13. März 2026 · 5 Min. Lesezeit
Nebenkostenabrechnung im Mehrfamilienhaus — Besonderheiten und Regeln
Betriebskosten im Mehrfamilienhaus aufteilen: Umlageschlüssel, Leerstand, Mieterwechsel und Besonderheiten bei gemischter Nutzung erklärt.
Die Nebenkostenabrechnung im Mehrfamilienhaus ist komplexer als bei einer einzelnen Vermietung: Kosten müssen auf mehrere Mieter aufgeteilt, verschiedene Verbrauchswerte erfasst und unterschiedliche Nutzungszeiten berücksichtigt werden. Dieser Artikel erklärt die wichtigsten Regeln.

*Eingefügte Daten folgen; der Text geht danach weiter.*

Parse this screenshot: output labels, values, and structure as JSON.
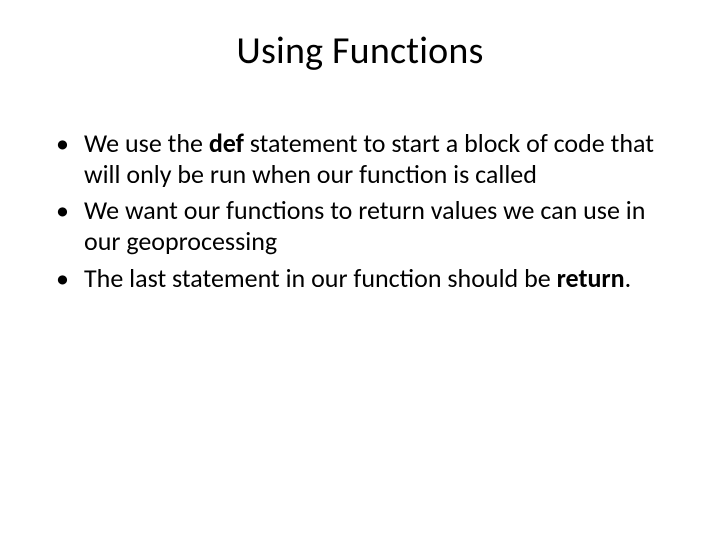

Grundprinzip: Objektbezogene Gesamtkosten
Im Mehrfamilienhaus werden zunächst alle Betriebskosten für das gesamte Objekt erfasst. Anschließend wird der Anteil jedes Mieters anhand eines vereinbarten Verteilungsschlüssels berechnet. Die Summe aller Mieteranteile muss exakt den Gesamtkosten entsprechen — kein Euro darf "verschwinden".
Die wichtigsten Umlageschlüssel
Leerstand — wer trägt die Kosten?
Bei Leerstand einer Wohnung trägt der Vermieter den auf diese Einheit entfallenden Kostenanteil selbst. Die anderen Mieter dürfen nicht mit dem Leerstandsanteil belastet werden. Bei der Berechnung muss der Leerstandsanteil aus der Gesamtfläche herausgerechnet oder separat ausgewiesen werden.
Beispiel Leerstand:
Gesamtfläche: 400 m² | Leerstand: 100 m² | Vermieteranteil: 25 %
→ Nur 300 m² auf Mieter verteilen. Kosten für 100 m² trägt der Vermieter.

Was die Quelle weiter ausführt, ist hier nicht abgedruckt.